Improving GROUP BY with CREATE STATISTICS
From https://www.cybertec-postgresql.com/en/improving-group-by-with-create-statistics
Creating Sample Data
Create some sample data:
> CREATE TABLE t_timeseries (
t TIMESTAMPTZ
,val NUMERIC DEFAULT random()
);
CREATE TABLE
> INSERT INTO t_timeseries SELECT *
FROM GENERATE_SERIES('2022-01-01', '2024-12-31', '1 second'::INTERVAL);
INSERT 0 94608001
This will insert 94M rows. Finally you can create optimizer statistics for this data:
> ANALYZE;
ANALYZE
GROUP BY Queries Featuring Expressions
What you want to do now is to count how many entries we can expect per day.
You can use DATE_TRUNC
function which turns a precise timestamp into day,
week, month, etc.
> EXPLAIN ANALYZE
SELECT DATE_TRUNC('day', t), COUNT(*)
FROM t_timeseries
GROUP BY 1;
The problem is that the planner estimates that the GROUP BY will return 94M rows. The planner thinks that it’s grouped by second instead of day.
CREATE STATISTICS: Helping the PostgreSQL Optimizer
The reason for the failure is that PostgreSQL does have statistics for the column but it does not have statistics about the expression (= the output of DATE_TRUNC).
CREATE STATISTICS is a good way to tell the system keep track of additional statistics which can help the planner:
> \h CREATE STATISTICS
This will get you help description of the command. We can tell PostgreSQL to keep track of multi-column related statistics, but also about expressions.

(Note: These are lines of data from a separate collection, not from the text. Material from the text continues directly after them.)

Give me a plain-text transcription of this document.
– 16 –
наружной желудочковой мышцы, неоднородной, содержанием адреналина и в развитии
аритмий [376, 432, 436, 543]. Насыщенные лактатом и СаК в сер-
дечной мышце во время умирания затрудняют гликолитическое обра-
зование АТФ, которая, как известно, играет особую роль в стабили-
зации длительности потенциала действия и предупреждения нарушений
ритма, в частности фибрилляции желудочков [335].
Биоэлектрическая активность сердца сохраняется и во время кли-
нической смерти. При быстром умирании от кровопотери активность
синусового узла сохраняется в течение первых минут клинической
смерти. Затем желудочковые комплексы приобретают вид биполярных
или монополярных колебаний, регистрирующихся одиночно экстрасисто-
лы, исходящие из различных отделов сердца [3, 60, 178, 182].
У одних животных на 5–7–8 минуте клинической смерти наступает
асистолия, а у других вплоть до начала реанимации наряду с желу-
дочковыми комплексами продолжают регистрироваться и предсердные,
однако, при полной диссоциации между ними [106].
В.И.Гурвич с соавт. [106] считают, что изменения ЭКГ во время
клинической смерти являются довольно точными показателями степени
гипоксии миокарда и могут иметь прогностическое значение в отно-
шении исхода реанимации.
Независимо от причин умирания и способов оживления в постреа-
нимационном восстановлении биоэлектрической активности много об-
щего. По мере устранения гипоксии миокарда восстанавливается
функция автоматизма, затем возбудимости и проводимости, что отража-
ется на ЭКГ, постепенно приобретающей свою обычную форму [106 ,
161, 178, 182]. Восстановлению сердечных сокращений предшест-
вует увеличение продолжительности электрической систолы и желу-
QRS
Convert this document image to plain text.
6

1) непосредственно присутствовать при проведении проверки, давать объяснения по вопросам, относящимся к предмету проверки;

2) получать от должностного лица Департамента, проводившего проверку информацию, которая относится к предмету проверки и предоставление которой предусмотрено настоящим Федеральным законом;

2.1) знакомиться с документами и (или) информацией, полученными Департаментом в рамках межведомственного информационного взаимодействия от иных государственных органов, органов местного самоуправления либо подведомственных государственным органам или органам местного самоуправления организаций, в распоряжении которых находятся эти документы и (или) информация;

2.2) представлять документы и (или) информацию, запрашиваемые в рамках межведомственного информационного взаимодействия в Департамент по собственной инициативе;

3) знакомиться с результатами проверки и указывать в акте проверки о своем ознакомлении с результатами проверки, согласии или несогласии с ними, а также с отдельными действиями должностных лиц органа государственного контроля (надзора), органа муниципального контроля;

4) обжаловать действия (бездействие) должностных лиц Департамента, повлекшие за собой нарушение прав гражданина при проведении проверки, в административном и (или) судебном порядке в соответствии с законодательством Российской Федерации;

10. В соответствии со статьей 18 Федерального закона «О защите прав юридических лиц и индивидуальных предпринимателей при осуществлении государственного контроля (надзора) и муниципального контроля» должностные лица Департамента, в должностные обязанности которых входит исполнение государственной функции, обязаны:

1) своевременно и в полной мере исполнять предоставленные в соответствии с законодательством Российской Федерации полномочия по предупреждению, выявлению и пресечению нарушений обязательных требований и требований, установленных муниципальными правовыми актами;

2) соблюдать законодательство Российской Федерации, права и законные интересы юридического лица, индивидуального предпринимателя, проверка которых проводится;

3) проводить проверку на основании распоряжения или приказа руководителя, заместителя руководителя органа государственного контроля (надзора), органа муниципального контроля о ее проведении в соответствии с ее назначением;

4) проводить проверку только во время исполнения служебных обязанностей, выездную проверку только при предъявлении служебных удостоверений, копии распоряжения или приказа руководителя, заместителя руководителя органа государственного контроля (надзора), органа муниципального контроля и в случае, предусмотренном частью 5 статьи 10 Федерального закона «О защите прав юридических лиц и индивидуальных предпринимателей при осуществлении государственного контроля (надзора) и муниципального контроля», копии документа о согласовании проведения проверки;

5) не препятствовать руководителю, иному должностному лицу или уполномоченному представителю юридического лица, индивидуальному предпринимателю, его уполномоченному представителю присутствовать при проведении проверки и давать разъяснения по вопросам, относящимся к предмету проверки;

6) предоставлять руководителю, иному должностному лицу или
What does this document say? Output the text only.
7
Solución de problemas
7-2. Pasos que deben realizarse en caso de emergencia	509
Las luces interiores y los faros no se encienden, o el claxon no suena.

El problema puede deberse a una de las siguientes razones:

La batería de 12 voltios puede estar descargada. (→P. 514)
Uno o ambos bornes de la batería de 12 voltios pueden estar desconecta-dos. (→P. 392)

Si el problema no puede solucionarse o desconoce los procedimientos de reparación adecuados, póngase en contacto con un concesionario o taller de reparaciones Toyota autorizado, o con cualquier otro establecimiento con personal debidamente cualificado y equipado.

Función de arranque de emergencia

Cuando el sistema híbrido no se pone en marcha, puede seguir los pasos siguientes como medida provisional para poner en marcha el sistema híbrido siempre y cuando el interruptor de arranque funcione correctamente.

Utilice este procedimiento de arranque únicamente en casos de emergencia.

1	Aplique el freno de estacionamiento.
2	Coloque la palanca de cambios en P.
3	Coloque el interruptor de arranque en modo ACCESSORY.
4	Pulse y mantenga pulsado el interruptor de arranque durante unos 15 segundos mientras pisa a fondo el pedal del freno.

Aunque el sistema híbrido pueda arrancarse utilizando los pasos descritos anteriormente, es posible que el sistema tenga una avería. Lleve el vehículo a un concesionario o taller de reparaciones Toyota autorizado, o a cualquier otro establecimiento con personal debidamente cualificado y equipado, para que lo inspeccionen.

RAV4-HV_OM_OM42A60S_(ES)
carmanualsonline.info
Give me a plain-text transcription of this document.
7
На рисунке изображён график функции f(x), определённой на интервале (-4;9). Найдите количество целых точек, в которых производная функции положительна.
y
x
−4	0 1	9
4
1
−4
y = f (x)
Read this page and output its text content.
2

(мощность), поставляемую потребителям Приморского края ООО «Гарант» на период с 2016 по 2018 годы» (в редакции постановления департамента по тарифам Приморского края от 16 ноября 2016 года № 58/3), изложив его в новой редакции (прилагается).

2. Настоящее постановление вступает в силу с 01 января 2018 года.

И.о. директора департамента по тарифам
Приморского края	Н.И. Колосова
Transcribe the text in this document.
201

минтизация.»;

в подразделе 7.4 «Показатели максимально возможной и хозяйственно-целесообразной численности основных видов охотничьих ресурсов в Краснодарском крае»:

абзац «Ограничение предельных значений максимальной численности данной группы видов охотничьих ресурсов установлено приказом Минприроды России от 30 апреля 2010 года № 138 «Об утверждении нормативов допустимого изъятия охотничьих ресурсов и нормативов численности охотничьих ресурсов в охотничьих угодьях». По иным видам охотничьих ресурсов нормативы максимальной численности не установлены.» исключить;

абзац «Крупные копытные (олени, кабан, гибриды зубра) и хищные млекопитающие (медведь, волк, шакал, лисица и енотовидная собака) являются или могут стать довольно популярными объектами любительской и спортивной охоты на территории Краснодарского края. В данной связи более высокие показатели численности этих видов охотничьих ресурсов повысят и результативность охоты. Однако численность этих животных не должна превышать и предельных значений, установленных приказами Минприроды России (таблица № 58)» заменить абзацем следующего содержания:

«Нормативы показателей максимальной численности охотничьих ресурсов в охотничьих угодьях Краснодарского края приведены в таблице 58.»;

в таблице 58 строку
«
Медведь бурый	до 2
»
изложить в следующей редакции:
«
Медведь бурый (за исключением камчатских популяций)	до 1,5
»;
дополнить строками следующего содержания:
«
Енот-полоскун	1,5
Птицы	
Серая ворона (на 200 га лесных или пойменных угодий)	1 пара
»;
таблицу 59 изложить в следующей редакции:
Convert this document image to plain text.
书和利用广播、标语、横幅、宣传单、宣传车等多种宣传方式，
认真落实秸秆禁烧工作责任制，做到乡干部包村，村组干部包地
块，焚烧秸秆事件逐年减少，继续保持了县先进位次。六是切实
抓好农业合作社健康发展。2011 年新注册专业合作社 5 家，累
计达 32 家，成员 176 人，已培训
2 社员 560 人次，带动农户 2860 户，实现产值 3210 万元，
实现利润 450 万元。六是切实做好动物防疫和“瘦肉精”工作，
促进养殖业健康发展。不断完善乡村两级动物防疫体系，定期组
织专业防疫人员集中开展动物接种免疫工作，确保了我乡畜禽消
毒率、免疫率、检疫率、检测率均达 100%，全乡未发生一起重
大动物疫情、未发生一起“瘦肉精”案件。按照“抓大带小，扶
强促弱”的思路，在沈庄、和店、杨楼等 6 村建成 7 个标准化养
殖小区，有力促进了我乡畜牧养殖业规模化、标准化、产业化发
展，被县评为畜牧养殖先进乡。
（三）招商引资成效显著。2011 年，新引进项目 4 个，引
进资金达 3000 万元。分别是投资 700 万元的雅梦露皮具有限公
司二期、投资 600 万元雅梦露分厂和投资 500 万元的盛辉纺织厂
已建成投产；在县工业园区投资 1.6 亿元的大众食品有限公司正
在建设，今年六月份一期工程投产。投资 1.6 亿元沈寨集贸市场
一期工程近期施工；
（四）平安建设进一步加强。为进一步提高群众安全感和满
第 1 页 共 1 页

> CREATE STATISTICS mystats
ON (DATE_TRUNC('day', t)
FROM t_timeseries;
CREATE STATISTICS
> ANALYZE;
ANALYZE
The system is will now sample for DATE_TRUNC('day', t)
and maintain this
information just like simple column-related statistics.
> EXPLAIN ANALYZE
SELECT DATE_TRUNC('day', t), COUNT(*)
FROM t_timeseries
GROUP BY 1;
Now PostgreSQL has changed to a parallel query will return 1,096 rows instead which the estimate was 1,095.